Date: 2007-09-12 03:02 pm (UTC)
From: [identity profile] wild-irises.livejournal.com
Oh, man, does this sound like junk science. The article isn't yet available for free, and I'm not prepared to spend $30 to find out if they had 16 subjects or not. But even if they had 200 (and I'll bet an ice cream cone that they didn't), I don't think it proves very much.

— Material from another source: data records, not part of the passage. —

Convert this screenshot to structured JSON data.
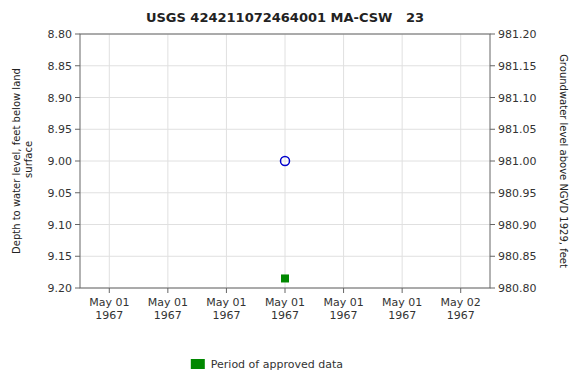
{
  "chart_data": {
    "type": "scatter",
    "title": "USGS 424211072464001 MA-CSW   23",
    "ylabel": "Depth to water level, feet below land\n surface",
    "y2label": "Groundwater level above NGVD 1929, feet",
    "categories": [
      "May 01\n1967",
      "May 01\n1967",
      "May 01\n1967",
      "May 01\n1967",
      "May 01\n1967",
      "May 01\n1967",
      "May 02\n1967"
    ],
    "ylim": [
      9.2,
      8.8
    ],
    "yticks": [
      {
        "value": 8.8,
        "label": "8.80"
      },
      8.85,
      {
        "value": 8.9,
        "label": "8.90"
      },
      8.95,
      {
        "value": 9.0,
        "label": "9.00"
      },
      9.05,
      {
        "value": 9.1,
        "label": "9.10"
      },
      9.15,
      {
        "value": 9.2,
        "label": "9.20"
      }
    ],
    "y2lim": [
      980.8,
      981.2
    ],
    "y2ticks": [
      {
        "value": 981.2,
        "label": "981.20"
      },
      981.15,
      {
        "value": 981.1,
        "label": "981.10"
      },
      981.05,
      {
        "value": 981.0,
        "label": "981.00"
      },
      980.95,
      {
        "value": 980.9,
        "label": "980.90"
      },
      980.85,
      {
        "value": 980.8,
        "label": "980.80"
      }
    ],
    "grid": true,
    "legend": "bottom",
    "series": [
      {
        "values": [
          null,
          null,
          null,
          9.0,
          null,
          null,
          null
        ],
        "color": "#0000cc",
        "marker": "circle-open"
      },
      {
        "name": "Period of approved data",
        "values": [
          null,
          null,
          null,
          9.185,
          null,
          null,
          null
        ],
        "color": "#008800",
        "marker": "square"
      }
    ]
  }
}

Neuroscience in these times desperately wants to make everything neurochemical. If this kind of thing were correct, why would people change sides, as they frequently do?

(no subject)

Date: 2007-09-12 03:02 pm (UTC)
From: [identity profile] wild-irises.livejournal.com
Oh, and I don't believe that "liberal" vs. "conservative" is binary in the first place.

(no subject)

Date: 2007-09-12 03:29 pm (UTC)
From: [identity profile] parsimonia.livejournal.com
I think I've done that kind of reaction test before and I'm terrible at them, but I'm very left wing...it's an interesting study, but I'm always skeptical of things that say we're hardwired to think/be the way we are...

(no subject)

Date: 2007-09-12 03:43 pm (UTC)
From: [identity profile] avengangle.livejournal.com
Um, what about people who are politically liberal but personally conservative? (Er, like John Kerry.) I know the study was primarily interested in political orientation, but if it affects 'everyday decisions', how do those people fit in? Also, people who are politically conservative but personally liberal. (George W. Bush in the 70s?) There are more variables than just those two.

(Quite obviously, I fall on the left end of the spectrum. But I'm a bit personally conservative, in that monogamous, natural-colored-hair, ok-with-suits-to-work sort of way.)

(no subject)

Date: 2007-09-12 06:18 pm (UTC)
From: [identity profile] mamculuna.livejournal.com
Very intersting. My husband's book, The Anti-Authoritarian Personality looked at a slight more complicated view of that--he found that the extremes of both liberal and conservative were much more rigid in their thinking than the more moderate.

(no subject)

Date: 2007-09-15 01:41 am (UTC)
From: [identity profile] volkhvoi.livejournal.com
This looks to be an awful lot of baggage to be carried on the results of a very narrow experiment.